Unless you have avoided the news and markets completely, it’s hard to not hear discussions around sustainable investing. Also referred to as ESG investing, there has been an emergence in not only around how to live more sustainably but also how to invest. Over the past five years alone, ESG investment funds available has doubled. The way people think about sustainability is directly correlated to the way they invest. This is shown below in how sustainability funds within mutual funds/ETF’s have grown and are projected to grow.
Increased regulatory action and technological advances are two key factors in transitioning to a low-carbon economy. Each year companies that we rely on and use in our everyday life are joining the climate pledge to transition to cardon- neutral by 2040. The way in which investment firms are directing capital to companies best positioned for this shift has never been more important.
The term “Clean Tech” has become increasingly ubiquitous. Aside from your neighbor telling you about their brand new Tesla, less known clean tech companies are found in a variety of different sectors that are having a profound effect on investment returns.
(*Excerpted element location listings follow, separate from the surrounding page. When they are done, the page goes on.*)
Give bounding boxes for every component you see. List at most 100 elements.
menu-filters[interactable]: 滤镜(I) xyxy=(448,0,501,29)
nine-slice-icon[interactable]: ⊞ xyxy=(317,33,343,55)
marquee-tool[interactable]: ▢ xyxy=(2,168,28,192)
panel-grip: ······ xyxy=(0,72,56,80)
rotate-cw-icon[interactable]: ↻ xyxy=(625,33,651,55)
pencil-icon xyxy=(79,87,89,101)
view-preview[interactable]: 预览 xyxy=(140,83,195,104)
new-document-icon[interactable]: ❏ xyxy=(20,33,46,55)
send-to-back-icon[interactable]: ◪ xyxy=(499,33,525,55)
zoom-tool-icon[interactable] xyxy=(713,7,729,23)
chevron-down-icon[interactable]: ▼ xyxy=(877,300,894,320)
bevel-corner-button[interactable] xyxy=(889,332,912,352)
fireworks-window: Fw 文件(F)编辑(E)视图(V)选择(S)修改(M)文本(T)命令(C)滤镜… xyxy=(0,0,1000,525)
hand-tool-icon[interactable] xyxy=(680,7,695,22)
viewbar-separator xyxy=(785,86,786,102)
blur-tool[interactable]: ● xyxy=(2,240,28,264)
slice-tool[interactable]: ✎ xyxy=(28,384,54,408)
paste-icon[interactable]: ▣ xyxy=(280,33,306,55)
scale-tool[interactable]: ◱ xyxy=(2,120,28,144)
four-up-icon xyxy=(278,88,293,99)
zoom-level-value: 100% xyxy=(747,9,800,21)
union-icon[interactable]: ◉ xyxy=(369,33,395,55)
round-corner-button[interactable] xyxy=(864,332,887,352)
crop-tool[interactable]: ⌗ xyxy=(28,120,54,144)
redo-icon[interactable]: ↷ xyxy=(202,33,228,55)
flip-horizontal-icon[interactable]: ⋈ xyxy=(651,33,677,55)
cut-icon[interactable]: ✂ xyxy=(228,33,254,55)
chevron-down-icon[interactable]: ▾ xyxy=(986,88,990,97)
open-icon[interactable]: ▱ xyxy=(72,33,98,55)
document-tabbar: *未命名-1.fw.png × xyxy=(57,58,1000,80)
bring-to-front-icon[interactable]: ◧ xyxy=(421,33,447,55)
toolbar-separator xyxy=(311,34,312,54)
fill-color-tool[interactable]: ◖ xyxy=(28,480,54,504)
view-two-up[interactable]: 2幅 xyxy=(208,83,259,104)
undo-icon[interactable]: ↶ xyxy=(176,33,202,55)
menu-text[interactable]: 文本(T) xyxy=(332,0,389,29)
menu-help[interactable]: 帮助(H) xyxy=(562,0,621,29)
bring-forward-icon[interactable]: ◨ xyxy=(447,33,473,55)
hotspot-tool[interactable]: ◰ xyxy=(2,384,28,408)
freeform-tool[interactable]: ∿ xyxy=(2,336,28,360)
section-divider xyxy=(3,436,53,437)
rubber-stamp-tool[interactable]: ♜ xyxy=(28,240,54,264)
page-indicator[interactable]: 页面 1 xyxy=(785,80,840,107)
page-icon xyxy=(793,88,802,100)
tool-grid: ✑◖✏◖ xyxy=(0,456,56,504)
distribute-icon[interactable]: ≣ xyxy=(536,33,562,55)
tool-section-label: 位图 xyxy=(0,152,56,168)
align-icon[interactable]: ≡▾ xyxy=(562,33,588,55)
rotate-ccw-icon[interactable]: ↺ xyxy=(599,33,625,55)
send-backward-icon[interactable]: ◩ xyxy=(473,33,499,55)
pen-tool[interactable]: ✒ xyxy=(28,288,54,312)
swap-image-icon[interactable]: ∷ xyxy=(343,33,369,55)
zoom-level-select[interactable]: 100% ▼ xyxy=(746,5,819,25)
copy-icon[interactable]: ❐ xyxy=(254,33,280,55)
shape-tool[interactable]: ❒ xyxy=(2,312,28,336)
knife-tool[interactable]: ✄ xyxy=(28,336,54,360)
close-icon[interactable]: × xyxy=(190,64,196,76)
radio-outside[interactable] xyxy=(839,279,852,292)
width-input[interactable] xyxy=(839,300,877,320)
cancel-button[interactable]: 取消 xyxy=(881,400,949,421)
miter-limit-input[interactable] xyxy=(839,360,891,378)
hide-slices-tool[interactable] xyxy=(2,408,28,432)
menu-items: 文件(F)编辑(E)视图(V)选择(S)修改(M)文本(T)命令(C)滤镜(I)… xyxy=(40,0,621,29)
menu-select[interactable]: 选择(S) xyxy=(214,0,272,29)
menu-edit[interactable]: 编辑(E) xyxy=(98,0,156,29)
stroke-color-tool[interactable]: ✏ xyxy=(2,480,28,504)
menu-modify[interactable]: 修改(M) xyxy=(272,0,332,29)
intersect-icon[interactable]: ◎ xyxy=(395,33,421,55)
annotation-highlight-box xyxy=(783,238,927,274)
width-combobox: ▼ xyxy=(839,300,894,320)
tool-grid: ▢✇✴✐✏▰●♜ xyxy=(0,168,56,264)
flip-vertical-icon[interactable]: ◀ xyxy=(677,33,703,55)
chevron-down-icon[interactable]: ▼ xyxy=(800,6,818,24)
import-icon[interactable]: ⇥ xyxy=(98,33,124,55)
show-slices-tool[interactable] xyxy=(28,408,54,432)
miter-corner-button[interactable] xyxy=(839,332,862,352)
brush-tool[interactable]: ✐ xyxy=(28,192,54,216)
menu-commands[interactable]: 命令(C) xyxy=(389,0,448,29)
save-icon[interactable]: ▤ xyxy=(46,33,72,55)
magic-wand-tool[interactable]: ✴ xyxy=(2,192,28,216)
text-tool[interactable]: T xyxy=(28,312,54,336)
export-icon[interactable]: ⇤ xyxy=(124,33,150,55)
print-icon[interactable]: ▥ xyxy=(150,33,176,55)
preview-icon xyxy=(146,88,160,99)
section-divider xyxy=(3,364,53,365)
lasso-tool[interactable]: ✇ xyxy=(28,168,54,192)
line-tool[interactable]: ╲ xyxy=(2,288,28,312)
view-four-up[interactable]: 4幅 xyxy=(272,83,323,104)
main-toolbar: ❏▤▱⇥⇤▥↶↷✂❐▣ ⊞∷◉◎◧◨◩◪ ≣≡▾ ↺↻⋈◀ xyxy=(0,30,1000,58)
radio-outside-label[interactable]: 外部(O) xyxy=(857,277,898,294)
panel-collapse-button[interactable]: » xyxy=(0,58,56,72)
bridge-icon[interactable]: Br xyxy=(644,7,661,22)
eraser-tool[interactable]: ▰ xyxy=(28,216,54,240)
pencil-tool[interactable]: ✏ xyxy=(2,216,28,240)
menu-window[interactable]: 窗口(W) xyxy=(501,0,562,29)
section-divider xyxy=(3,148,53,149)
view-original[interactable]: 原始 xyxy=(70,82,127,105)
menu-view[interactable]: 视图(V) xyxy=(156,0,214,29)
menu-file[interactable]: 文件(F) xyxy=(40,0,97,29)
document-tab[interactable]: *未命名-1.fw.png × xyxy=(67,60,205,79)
Investor sentiment is changing, and so is the way that investors are able to express their sustainability preferences. Sustainable funds hit record highs in 2020 and it seems they are well positioned to keep growing in popularity. In January of last year, Larry Fink CEO of Blackrock, wrote about climate risk as an investment risk. Since that time the adoption of sustainability focused mutual funds and ETF’s has nearly doubled. This year he wrote about opportunity of a net zero transition and the opportunity for both present and future companies to not only do what’s right, but get rewarded along the way.